A natural protein made by immune cells may limit fibrosis and scarring in colitis, according to research1 published in the inaugural issue of Cellular and Molecular Gastroenterology and Hepatology, the new basic science journal of the American Gastroenterological Association.

Crohn's disease -- one form of inflammatory bowel disease (IBD) -- is an incurable disorder that commonly presents in childhood and adolescence. Fibrosing strictures that can obstruct the intestines are a major complication of Crohn's disease. Although these obstructions can be removed surgically, disease tends to recur at those sites. As a result, patients are subjected to repeated surgeries over their lifetimes.

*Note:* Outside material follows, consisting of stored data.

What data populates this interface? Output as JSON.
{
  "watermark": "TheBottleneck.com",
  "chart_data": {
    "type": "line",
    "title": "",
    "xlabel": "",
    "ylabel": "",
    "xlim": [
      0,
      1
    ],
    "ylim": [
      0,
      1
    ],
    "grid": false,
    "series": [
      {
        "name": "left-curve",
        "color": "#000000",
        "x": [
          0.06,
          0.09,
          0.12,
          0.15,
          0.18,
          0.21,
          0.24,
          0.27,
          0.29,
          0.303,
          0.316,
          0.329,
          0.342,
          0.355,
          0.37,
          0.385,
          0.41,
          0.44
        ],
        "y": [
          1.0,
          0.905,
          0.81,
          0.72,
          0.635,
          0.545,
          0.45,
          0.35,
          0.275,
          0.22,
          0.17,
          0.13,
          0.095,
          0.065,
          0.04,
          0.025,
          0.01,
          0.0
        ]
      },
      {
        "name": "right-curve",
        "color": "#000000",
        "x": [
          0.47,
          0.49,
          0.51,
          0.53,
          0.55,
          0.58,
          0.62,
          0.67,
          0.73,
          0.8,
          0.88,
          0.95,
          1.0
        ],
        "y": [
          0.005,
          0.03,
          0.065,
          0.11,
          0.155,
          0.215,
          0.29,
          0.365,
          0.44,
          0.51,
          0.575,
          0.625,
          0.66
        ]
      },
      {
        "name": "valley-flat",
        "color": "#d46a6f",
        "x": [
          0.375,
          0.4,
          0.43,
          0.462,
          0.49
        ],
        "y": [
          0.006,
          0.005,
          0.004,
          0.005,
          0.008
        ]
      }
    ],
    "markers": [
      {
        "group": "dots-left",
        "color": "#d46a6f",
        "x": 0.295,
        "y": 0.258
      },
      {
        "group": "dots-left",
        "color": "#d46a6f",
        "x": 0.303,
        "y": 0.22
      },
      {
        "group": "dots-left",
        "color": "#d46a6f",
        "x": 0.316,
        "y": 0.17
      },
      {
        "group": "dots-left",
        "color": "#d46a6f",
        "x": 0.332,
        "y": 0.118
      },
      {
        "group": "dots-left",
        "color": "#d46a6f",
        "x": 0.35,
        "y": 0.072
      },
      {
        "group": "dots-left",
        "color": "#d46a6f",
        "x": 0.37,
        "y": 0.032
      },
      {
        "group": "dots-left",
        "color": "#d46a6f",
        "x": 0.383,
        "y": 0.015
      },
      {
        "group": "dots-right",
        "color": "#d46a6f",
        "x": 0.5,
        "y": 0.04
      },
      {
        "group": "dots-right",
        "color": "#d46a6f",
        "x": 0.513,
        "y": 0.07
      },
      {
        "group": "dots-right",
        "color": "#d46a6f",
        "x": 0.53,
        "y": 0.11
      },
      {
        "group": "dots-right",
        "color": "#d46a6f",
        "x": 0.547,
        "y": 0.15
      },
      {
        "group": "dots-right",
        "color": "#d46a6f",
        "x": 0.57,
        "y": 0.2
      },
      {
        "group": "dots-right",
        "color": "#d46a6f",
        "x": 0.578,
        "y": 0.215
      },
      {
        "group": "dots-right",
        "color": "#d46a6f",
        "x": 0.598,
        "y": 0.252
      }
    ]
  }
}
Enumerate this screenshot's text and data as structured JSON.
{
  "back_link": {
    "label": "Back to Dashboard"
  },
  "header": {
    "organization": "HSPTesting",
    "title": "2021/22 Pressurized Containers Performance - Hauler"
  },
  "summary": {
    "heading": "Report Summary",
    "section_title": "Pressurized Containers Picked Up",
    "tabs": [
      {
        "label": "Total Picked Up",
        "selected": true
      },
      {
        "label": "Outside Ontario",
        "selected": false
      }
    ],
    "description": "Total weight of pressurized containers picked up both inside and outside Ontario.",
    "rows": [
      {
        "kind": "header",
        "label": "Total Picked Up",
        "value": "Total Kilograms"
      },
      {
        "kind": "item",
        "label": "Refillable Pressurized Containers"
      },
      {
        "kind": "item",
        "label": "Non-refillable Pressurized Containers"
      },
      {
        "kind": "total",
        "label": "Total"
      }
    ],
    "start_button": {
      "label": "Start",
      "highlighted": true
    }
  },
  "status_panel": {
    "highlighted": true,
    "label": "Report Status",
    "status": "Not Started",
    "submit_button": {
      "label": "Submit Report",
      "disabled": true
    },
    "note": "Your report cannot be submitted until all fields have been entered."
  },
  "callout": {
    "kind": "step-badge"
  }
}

"We found that the antimicrobial defense protein cathelicidin can prevent such intestinal fibrosis in pre-clinical disease models," said senior study author Hon Wai Koon, PhD, from the David Geffen School of Medicine, University of California, Los Angeles. "These findings may lead to novel therapeutic approaches that prevent recurrent strictures in Crohn's disease patients."

Cathelicidin is part of a family of antimicrobial proteins produced by many cell types, including acute and chronic inflammatory and epithelial cells. Previous work has shown that cathelicidin also has anti-inflammatory properties and can suppress synthesis of collagen, the core protein of fibrotic scars, in skin.

In this study, researchers sought to determine whether cathelicidin is effective in preventing collagen synthesis and fibrosis in intestinal disease. Success in this area could spare Crohn's disease patients the strictures that often lead to bowel obstruction and multiple surgical resections that may leave so little bowel that nutrients cannot be adequately absorbed from food and nutrition and must be provided intravenously.

Investigators studied the effect of cathelicidin in two pre-clinical models of disease and human colonic fibroblasts, the cells that synthesize collagen in scars and strictures. One model of Crohn's disease that they used involved administration of the chemical trinitrobenzenesulfonic acid, which induces chronic colitis and fibrosis over seven weeks, to mice. Instilling cathelicidin protein through the colon over the last three weeks limited weight loss and microscopic features of disease while also reducing production of pro-inflammatory cytokines, e.g. tumor necrosis factor-α. Both microscopic evidence of fibrosis and production of mRNA for synthesis of collagen were also reduced. Interestingly, expression of transforming growth factor-α, which has anti-inflammatory and pro-regenerative activities, but is also implicated in fibrosis, was not affected by cathelicidin treatment.

"While the precise mechanisms by which cathelicidin promotes healing and inhibits fibrosis remain an area of future study, the advances described in this study may make it possible to prevent recurrent strictures and spare these patients from repeated surgery," said Jerrold Turner, MD, PhD, AGAF, editor-in-chief of Cellular and Molecular Gastroenterology and Hepatology.